Today, I’ve upgraded total 8 servers from 4GiB to 8GiB to improve performance of system by inserting additional memory modules. We started each server and checked for memory count at console. All severs booted normally after the upgrade and services such as SMTP, NFS, CIFS, HTTP started as expected. Shortly, afterwords I got a call from help desk about pop3 server for slow performance.
The pop3 server node was giving out timeout errors and download speed was very slow for all MUAs. I tried to ssh into box and it bounced back with 22: Connection refused error. I wasn’t ready to take down server from rack; so I fired KVM over IP java client. Eventually, I found that server is reporting only 2GiB RAM instead of doubling the total memory. This was bad. The worst problem was, POP3 server node did not fall back to backup node. Our LVS (Linux Virtual Server based cluster) failed to detect problem. So I made few changes to pickup working POP3 node.

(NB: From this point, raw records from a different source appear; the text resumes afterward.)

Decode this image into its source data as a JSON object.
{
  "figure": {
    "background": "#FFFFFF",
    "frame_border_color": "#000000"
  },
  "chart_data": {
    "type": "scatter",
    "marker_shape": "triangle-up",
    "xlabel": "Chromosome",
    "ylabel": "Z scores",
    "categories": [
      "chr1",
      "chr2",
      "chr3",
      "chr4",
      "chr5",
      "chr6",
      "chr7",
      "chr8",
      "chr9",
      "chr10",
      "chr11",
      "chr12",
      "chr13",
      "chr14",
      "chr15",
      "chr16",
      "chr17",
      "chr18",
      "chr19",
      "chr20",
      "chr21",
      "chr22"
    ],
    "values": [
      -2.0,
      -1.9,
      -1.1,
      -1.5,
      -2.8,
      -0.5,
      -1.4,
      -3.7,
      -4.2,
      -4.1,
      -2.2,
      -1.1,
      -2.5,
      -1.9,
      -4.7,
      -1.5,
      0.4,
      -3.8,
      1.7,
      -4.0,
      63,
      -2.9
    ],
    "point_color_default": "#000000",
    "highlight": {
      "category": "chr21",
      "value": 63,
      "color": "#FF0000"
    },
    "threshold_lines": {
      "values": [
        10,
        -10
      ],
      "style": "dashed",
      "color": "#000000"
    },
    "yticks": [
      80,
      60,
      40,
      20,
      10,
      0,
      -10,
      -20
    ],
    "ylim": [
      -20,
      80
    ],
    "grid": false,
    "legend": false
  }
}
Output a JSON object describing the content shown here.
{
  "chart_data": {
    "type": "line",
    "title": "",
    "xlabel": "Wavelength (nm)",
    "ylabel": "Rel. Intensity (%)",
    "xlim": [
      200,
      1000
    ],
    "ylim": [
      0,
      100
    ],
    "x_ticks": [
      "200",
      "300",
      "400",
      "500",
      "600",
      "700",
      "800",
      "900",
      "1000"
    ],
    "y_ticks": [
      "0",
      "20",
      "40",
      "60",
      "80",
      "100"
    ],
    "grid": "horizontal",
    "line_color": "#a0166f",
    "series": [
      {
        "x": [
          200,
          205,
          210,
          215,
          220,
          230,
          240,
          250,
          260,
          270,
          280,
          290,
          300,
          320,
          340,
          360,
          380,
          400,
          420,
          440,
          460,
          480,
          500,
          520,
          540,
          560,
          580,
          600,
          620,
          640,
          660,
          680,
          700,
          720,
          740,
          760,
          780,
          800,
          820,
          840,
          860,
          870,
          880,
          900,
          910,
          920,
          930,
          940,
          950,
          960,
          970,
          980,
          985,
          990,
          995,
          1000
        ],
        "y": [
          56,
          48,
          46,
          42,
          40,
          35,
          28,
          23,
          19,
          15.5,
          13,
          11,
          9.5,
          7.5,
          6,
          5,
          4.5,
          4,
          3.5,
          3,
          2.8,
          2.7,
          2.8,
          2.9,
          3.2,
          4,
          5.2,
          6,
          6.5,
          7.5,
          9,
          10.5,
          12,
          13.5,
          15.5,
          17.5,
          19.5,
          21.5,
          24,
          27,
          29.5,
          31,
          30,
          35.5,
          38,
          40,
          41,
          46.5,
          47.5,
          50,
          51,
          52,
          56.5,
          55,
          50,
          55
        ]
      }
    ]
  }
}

My investigation revealed that this memory problem occurred because the new RAM was incompatible with the server motherboard. I did verified the available RAM for first five nodes and went to back to office for something else. Another person hooked back the rest and told me that he verified the available RAM. Whenever, I perform memory upgrade, I always verify the amount of memory reported by the system when it is rebooted and I never assume the memory is there.
Another lesson learned – never ever trust third person. If he has verified the available RAM immediately after installing the new modules, we would noticed the problem immediately instead of waiting for users to complain back. Another reason not to perform upgrades on Fridays.